USD/JPY: The US dollar rose against the Japanese Yen yesterday due to the general greenback strength. Previously, the wholesale inflation in Japan hit a four-decade high in October due to rising commodity prices and supply issues, according to government data. Bank of Japan policymakers admitted inflationary pressure was rising due to higher energy prices. However, they said the pressure was moderate and saw the need to maintain ultra-easy policy. The pair may keep it momentum from a US rate hike hints and developing news from China’s property sector. The local resistance level can be seen at 114.40. A breakout to the upside can trigger growth to 114.90.

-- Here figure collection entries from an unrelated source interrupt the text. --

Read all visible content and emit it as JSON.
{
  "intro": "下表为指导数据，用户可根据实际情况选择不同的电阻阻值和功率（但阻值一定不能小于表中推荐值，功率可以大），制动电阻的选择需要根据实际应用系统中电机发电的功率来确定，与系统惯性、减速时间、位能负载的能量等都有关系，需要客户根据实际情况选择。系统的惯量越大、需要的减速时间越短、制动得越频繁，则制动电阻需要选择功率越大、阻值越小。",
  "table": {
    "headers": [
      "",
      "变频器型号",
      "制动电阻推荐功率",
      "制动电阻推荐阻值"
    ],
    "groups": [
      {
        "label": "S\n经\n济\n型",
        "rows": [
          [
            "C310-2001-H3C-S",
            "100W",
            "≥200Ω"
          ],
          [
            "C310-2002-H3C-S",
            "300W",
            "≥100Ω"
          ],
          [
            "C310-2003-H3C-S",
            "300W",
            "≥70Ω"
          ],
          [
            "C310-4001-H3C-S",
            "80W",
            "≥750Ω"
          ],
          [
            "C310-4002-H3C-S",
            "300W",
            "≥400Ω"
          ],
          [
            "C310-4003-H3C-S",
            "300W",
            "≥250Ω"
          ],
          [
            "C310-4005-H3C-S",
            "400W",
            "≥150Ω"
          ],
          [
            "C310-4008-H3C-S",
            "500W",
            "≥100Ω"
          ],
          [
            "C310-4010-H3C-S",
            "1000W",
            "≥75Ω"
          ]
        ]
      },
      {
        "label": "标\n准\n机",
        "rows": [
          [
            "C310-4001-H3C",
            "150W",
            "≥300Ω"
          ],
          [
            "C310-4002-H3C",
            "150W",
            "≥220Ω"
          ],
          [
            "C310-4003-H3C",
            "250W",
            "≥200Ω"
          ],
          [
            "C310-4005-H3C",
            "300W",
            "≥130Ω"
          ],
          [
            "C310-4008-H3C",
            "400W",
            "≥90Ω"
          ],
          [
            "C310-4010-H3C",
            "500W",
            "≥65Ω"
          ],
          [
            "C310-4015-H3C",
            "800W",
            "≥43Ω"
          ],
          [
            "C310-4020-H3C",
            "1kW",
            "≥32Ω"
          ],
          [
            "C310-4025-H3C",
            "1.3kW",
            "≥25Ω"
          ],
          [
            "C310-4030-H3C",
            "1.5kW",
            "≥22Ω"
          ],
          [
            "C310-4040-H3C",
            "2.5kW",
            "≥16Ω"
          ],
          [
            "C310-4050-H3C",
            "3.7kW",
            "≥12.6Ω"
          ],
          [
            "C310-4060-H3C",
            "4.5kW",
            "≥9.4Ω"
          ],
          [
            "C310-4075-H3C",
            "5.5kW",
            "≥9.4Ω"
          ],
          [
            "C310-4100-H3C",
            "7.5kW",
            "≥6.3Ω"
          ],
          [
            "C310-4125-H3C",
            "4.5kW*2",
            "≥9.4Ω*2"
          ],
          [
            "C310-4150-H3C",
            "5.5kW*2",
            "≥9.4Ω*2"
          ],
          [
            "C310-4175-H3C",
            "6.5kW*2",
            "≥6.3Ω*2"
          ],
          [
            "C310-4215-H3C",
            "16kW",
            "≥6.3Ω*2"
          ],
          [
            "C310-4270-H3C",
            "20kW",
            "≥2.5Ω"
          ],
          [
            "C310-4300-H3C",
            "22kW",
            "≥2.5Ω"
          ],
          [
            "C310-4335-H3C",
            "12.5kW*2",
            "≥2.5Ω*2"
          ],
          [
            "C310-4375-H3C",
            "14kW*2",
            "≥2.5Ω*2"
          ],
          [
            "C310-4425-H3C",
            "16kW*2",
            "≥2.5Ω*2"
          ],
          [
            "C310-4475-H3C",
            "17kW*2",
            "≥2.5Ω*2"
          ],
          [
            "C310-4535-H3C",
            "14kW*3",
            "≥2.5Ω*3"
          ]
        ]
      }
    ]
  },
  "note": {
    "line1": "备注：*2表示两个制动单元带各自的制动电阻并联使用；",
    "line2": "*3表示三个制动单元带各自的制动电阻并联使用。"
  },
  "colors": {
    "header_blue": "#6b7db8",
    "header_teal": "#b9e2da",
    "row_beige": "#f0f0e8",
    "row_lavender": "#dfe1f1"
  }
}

XAU/USD: Gold prices rose on Thursday and neared a five-month high touched in the previous session. Investors have sought inflation hedges that traditionally support prices on precious metals. Generally, US dollar strength has not been an excuse for the rising yellow metal. Furthermore, the US 10-year Treasury yield rose above 1.50%, which could usually cause pressure on gold prices. However, real yields are the main driver for gold. It’s worth recalling that the real yield is the difference between the US 10-year Treasury yield and the country’s inflation. And as of November 10, the real yield sits at a negative value of 1.85%. As long as real yields keep falling, gold will be maintaining its uptrend.